Apesar do talento do jogador do Mónaco, o contexto desportivo e institucional do clube não lhe facilitou a vida para encontrar o ritmo certo. Hesitante e frequentemente limitado fisicamente, o esquerdino teve dificuldades nas decisões e na condução do jogo da sua equipa. No entanto, o jogo da segunda mão frente ao PSG permitiu-lhe mostrar a sua melhor versão. E isso pode mudar tudo para ele. 

Dois jogos bem conseguidos frente ao PSG

Com uma lesão na anca frente ao Nantes (saiu aos 43 minutos), Akliouche não participou na vitória em Lens (2-3) e ficou no banco na receção ao Angers (2-0). Entretanto, disputou os dois jogos europeus frente ao PSG, terminando com uma assistência no Louis-II e um golo no Parque dos Príncipes, que na altura significou prolongamento. 

Será que este confronto pode convencer o selecionador? O terceiro duelo com o PSG em três semanas será novamente complicado para Akliouche, que continua limitado fisicamente e, por isso, ainda procura ganhar ritmo ao longo do tempo. 

Os números de Akliouche
Os números de AklioucheOpta by Stats Perform

A onda de lesões e a mudança de treinador no Mónaco tiveram um duplo impacto negativo para o extremo direito.
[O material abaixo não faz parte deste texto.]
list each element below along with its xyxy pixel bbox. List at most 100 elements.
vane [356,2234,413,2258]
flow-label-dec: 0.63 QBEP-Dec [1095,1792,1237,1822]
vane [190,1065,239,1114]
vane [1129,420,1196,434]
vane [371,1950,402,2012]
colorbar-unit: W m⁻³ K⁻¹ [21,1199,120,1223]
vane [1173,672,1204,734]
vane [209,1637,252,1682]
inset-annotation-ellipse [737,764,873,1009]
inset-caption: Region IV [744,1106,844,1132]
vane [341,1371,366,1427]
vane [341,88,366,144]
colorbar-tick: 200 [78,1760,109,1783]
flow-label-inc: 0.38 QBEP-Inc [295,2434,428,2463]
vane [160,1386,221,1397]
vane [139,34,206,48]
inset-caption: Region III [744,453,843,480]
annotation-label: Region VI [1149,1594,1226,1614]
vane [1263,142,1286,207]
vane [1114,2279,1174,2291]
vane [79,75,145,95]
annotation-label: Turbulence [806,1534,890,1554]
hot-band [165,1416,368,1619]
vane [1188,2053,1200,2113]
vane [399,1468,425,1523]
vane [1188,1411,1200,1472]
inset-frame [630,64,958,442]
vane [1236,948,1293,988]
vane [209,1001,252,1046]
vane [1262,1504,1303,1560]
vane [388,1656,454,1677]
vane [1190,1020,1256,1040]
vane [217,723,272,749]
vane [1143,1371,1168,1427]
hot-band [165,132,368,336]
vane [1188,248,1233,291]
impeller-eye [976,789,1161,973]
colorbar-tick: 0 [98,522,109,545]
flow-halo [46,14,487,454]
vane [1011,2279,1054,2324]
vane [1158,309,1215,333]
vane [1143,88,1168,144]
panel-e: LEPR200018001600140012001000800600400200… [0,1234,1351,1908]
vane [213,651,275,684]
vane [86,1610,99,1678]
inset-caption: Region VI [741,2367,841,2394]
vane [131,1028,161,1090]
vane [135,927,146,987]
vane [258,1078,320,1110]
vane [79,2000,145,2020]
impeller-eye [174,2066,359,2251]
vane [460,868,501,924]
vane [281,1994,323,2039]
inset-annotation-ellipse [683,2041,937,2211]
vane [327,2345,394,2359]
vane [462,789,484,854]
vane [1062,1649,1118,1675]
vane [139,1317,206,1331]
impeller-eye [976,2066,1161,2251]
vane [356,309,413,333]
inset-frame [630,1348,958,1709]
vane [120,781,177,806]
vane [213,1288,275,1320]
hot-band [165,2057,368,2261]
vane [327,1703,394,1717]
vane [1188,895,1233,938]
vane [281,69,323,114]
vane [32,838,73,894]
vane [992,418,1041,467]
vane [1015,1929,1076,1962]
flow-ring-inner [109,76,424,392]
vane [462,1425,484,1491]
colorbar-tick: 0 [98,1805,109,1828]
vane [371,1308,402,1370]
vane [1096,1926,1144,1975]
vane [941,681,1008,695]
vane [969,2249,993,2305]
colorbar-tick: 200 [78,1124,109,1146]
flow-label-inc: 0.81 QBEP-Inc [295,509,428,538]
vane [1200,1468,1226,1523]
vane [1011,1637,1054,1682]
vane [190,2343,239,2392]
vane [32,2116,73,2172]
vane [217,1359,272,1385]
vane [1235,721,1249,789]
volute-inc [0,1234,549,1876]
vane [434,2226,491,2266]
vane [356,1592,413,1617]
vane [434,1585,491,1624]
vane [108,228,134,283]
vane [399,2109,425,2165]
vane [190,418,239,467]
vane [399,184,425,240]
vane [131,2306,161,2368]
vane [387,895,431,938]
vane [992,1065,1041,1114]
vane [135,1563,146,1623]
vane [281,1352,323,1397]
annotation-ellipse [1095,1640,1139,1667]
Por um lado, os automatismos nunca foram consistentes e, por outro, foi muito mais solicitado, correndo o risco de se desgastar. 

Agora com 24 anos, Akliouche entra nos seus melhores anos, com as responsabilidades que isso implica. Depois de esperar meses e meses nas categorias inferiores (29 internacionalizações somadas, dos sub-20 à seleção olímpica francesa), finalmente estreou-se nos A em setembro passado (5 internacionalizações). A sua única titularidade, no Azerbaijão (1-3), permitiu-lhe marcar o seu primeiro golo. Foi a 16 de novembro e já parece distante. 

Em concorrência com Rayan Cherki e Florian Thauvin, Akliouche está atrasado e precisa de assumir o comando da equipa do Mónaco para terminar em grande. Restam poucos jogos para o conseguir e o tempo está a esgotar-se.